Título: Na guerra entre PT e PSDB, morre uma tradição
Autor: Ana Paula ScinoccaElizabeth Lopes
Fonte: O Estado de São Paulo, 16/03/2005, Nacional, p. A4

A tradição de os governos elegerem automaticamente os presidentes dos Legislativos desmoronou este ano, dando lugar a um novo modelo, que projeta e elege parlamentares inexpressivos, estreitamente comprometidos com bandeiras difusas de "valorização do Legislativo". A derrota de ontem imobilizou o governador Geraldo Alckmin e repetiu o fenômeno que já tinha derrotado o prefeito José Serra na Câmara de São Paulo, em janeiro, e o presidente Luiz Inácio Lula da Silva, na Câmara dos Deputados, há um mês. Nos três casos, os vencedores ganharam dizendo que eram aliados dos governos e não queriam transformar suas vitórias em derrotas desses governos. E assim Serra, Lula e Alckmin perderam, ficando com o conforto da promessa de pleno apoio dos vencedores, que tinham bandeiras coincidentes - a defesa de interesses genéricos dos parlamentares, massa informe de propostas com forte tonalidade corporativa e fisiológica.

Nos três casos, também, a articulação dos parlamentares fisiológicos foi alimentada pelo empenho do PT para derrotar o PSDB e vice-versa. Ontem, abalado, Alckmin não quis falar, mas o presidente do PSDB estadual, deputado Antônio Carlos Pannunzio, ainda perplexo, constatou a falência do modelo partidário e pediu a rápida aprovação da reforma política. "O PT perdeu ontem, nós perdemos hoje. Mas a política verdadeira está perdendo todas", queixou-se.

O vereador tucano José Aníbal, preterido em janeiro como candidato à Presidência da Câmara paulistana, o que redundaria na derrota do candidato do PSDB, disse que esses movimentos de pretensa rebeldia desestabilizam as relações entre o Legislativo e o Executivo. "Os Executivos têm de contar, pelo menos, com a possibilidade de formar maiorias", protestou. Ele acha que o movimento tem origem na estratégia do PT de desagregar os outros partidos: "O PT patrocina a infidelidade", disse.

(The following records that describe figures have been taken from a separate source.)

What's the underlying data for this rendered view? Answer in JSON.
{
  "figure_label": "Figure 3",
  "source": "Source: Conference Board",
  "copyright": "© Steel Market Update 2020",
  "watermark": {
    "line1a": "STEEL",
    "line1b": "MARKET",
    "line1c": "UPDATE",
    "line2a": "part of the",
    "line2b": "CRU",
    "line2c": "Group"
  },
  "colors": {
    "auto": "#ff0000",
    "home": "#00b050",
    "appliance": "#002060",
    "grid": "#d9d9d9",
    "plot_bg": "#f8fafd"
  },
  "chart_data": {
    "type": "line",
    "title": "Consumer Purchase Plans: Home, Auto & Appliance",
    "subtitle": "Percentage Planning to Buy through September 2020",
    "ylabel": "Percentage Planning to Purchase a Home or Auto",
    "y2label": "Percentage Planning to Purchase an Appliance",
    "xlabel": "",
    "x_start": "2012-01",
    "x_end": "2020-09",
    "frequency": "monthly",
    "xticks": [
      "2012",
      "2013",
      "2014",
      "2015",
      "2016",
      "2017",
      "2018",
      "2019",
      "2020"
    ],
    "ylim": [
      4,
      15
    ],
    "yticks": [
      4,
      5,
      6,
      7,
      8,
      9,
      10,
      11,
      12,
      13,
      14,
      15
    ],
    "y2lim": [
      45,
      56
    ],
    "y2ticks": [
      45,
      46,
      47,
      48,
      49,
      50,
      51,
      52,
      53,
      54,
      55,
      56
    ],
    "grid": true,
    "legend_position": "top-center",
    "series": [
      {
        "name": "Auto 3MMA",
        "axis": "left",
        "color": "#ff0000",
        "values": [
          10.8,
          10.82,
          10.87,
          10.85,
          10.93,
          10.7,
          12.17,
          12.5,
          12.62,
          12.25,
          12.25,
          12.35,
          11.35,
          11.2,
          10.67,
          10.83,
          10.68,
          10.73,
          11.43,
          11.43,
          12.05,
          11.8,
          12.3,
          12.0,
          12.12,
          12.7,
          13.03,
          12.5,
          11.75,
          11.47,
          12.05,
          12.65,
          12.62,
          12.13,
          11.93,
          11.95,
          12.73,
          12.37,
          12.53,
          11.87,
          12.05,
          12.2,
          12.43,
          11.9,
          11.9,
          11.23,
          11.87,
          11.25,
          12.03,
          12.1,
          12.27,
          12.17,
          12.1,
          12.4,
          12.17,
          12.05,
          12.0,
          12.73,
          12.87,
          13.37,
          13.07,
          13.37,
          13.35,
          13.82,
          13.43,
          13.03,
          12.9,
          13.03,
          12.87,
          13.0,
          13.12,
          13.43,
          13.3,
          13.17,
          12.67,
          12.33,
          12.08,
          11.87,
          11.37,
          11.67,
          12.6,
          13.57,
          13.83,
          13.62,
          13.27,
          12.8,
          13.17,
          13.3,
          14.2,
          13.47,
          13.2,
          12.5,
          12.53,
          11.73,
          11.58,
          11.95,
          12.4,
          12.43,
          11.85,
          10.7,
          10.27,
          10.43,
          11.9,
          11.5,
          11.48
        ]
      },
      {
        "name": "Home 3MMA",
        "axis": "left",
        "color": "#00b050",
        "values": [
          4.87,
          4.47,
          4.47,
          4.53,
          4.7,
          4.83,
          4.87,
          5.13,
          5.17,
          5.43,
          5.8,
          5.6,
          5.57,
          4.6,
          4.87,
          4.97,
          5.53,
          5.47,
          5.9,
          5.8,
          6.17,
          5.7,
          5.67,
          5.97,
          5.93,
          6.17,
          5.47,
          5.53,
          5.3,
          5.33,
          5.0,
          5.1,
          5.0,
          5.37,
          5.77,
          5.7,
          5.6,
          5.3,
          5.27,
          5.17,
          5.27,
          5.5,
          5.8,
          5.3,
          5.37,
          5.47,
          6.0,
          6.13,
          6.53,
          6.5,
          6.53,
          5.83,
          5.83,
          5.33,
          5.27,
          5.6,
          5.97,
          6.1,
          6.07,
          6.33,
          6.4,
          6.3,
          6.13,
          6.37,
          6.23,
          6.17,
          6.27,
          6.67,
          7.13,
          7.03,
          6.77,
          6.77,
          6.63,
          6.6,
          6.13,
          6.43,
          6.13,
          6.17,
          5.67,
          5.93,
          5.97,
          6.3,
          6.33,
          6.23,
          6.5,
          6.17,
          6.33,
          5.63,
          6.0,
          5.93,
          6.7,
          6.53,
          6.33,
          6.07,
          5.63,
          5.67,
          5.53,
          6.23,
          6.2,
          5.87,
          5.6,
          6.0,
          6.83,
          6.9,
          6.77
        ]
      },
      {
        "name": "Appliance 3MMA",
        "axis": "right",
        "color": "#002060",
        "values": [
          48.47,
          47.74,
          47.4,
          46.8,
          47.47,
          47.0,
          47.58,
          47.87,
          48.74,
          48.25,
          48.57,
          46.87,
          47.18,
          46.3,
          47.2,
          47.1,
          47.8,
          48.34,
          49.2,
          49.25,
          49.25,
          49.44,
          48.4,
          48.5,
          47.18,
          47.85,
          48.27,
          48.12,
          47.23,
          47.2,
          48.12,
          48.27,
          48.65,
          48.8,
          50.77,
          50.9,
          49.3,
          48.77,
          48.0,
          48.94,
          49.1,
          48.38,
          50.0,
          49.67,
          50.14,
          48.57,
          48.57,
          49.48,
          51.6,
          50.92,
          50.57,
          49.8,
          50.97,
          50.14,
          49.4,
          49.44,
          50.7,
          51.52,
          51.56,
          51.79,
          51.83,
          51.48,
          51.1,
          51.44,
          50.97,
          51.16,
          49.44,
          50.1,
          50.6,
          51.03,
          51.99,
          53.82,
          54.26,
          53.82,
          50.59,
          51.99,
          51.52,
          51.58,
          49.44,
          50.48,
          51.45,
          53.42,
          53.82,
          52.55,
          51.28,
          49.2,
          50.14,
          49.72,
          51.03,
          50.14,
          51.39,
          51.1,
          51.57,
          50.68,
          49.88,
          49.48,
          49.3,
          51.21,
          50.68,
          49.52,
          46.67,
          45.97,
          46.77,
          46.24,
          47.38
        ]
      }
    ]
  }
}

Para Aníbal, a ação do PFL para ganhar a direção da Assembléia afeta a aliança com o PSDB. "No partido há grande insatisfação com o PFL. Eles fizeram isso com dissimulação, de forma surpreendente e deliberadamente hostil", opinou. "Não quero dizer que tenhamos chegado ao fim da linha, mas que este fato arranhou a aliança, arranhou", admitiu Pannunzio.

VANTAGENS

A primeira conseqüência da expansão do "fenômeno Severino" é que os três mandatários derrotados serão obrigados a mediar suas relações com os respectivos Legislativos por valores fundamentados pelo princípio franciscano do "é dando que se recebe". Com o poder que conquistaram, os presidentes desses Legislativos poderão manobrar e conseguir vantagens para seus colegas de plenário, seus eleitores "rebeldes".

Na semana passada, com patrocínio do presidente do Senado, Renan Calheiros (PMDB-AL), PT e PSDB se juntaram a outros partidos engajados com uma prática política obediente à ética para avançar na reforma política e criar mecanismos que limitem a ação dos políticos fisiológicos. Mas antes que conseguissem dar qualquer passo veio a terceira derrota da velha tradição e também da ética.